Using Google Maps without Cellular Data

Posted on January 19, 2015

Google Maps is still the best map and navigation app out there, and continues to improve with Apple and others working on competing apps. It’s great for getting around unfamiliar corners of your own city, but even more valuable for navigating in new places. Unfortunately, when you travel, your data plan often stays home.

Google Maps loads maps only as you need them, over your phone’s data connection, so if you’re outside your mobile network, and have data roaming turned off, you’ll find that you don’t have access to the app when you most need it. You’ve got a few choices for data access outside your regular network.
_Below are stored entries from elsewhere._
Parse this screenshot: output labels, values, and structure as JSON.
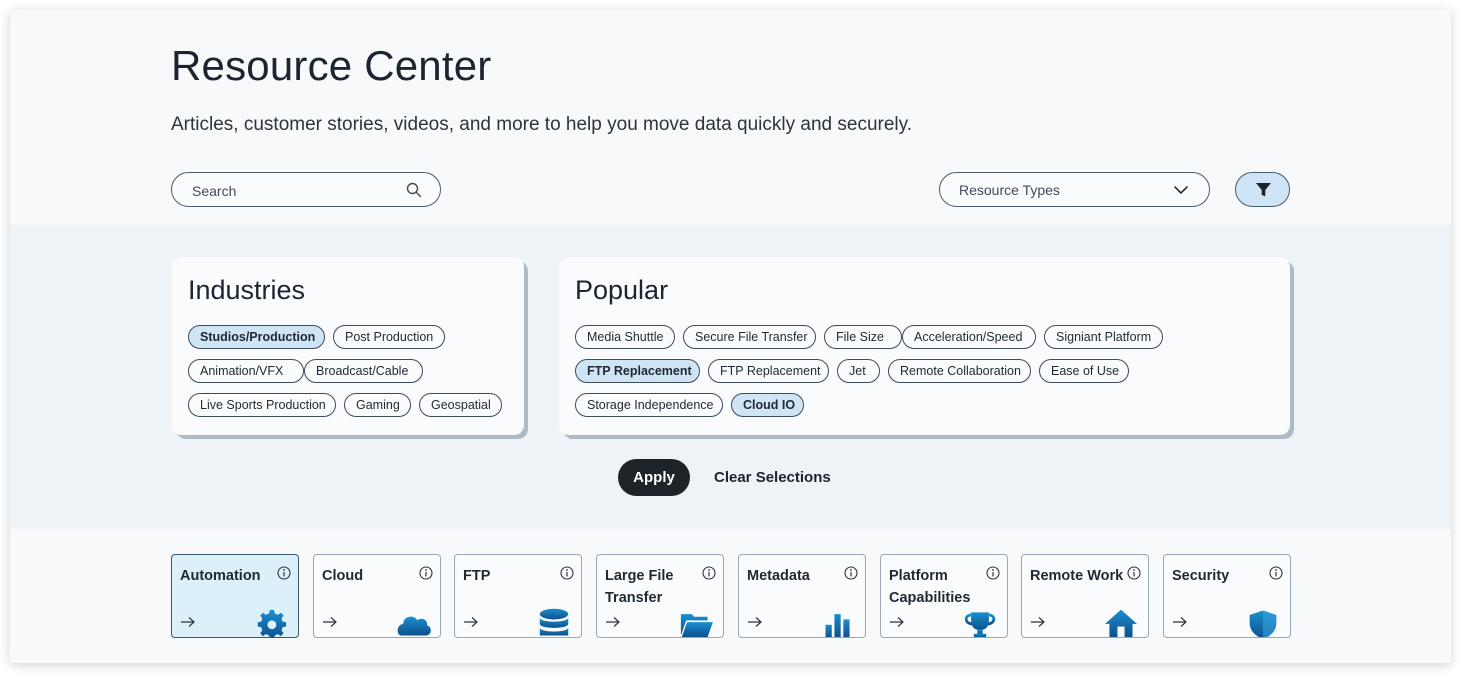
{
  "header": {
    "title": "Resource Center",
    "subtitle": "Articles, customer stories, videos, and more to help you move data quickly and securely."
  },
  "search": {
    "placeholder": "Search",
    "value": ""
  },
  "resource_types": {
    "label": "Resource Types"
  },
  "filter_button": {
    "icon": "funnel-icon",
    "active": true
  },
  "industries": {
    "title": "Industries",
    "chips": [
      {
        "label": "Studios/Production",
        "selected": true
      },
      {
        "label": "Post Production",
        "selected": false
      },
      {
        "label": "Animation/VFX",
        "selected": false
      },
      {
        "label": "Broadcast/Cable",
        "selected": false
      },
      {
        "label": "Live Sports Production",
        "selected": false
      },
      {
        "label": "Gaming",
        "selected": false
      },
      {
        "label": "Geospatial",
        "selected": false
      }
    ]
  },
  "popular": {
    "title": "Popular",
    "chips": [
      {
        "label": "Media Shuttle",
        "selected": false
      },
      {
        "label": "Secure File Transfer",
        "selected": false
      },
      {
        "label": "File Size",
        "selected": false
      },
      {
        "label": "Acceleration/Speed",
        "selected": false
      },
      {
        "label": "Signiant Platform",
        "selected": false
      },
      {
        "label": "FTP Replacement",
        "selected": true
      },
      {
        "label": "FTP Replacement",
        "selected": false
      },
      {
        "label": "Jet",
        "selected": false
      },
      {
        "label": "Remote Collaboration",
        "selected": false
      },
      {
        "label": "Ease of Use",
        "selected": false
      },
      {
        "label": "Storage Independence",
        "selected": false
      },
      {
        "label": "Cloud IO",
        "selected": true
      }
    ]
  },
  "actions": {
    "apply": "Apply",
    "clear": "Clear Selections"
  },
  "topics": [
    {
      "label": "Automation",
      "icon": "gear-icon",
      "active": true
    },
    {
      "label": "Cloud",
      "icon": "cloud-icon",
      "active": false
    },
    {
      "label": "FTP",
      "icon": "database-icon",
      "active": false
    },
    {
      "label": "Large File Transfer",
      "icon": "folder-icon",
      "active": false
    },
    {
      "label": "Metadata",
      "icon": "bar-chart-icon",
      "active": false
    },
    {
      "label": "Platform Capabilities",
      "icon": "trophy-icon",
      "active": false
    },
    {
      "label": "Remote Work",
      "icon": "home-icon",
      "active": false
    },
    {
      "label": "Security",
      "icon": "shield-icon",
      "active": false
    }
  ],
  "colors": {
    "accent": "#cfe4f5",
    "icon_gradient_start": "#1a8fd0",
    "icon_gradient_end": "#0f4f8c",
    "dark_button": "#1e232a"
  }
}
Having access to data can be important if you’re travelling on business, or if you simply must post your latest Eiffel Tower selfie without delay, but being somewhat offline can be a rewarding experience.

You do have another option.

For a while there’s a little known feature of Google Maps that will download the maps of a selected region to your device, so that you may use the service with no internet connection whatsoever. The unpublished trick was to just go to a map in the app, type “ok maps” in the search bar, and follow the directions. Your map can be at most 50 kilometres (30 miles) square, but you can save as many as you like. The size of the map data depends on the map detail for the area.

Google has now put this feature into the app officially, and it can now be accessed in the menu. Open Google Maps and move the map to the region you want to save. Touch the search box at the top, and scroll down to the bottom. Select “Save map to use offline”. You can manage, update, and delete your offline maps in the “Your Places” section of the app settings.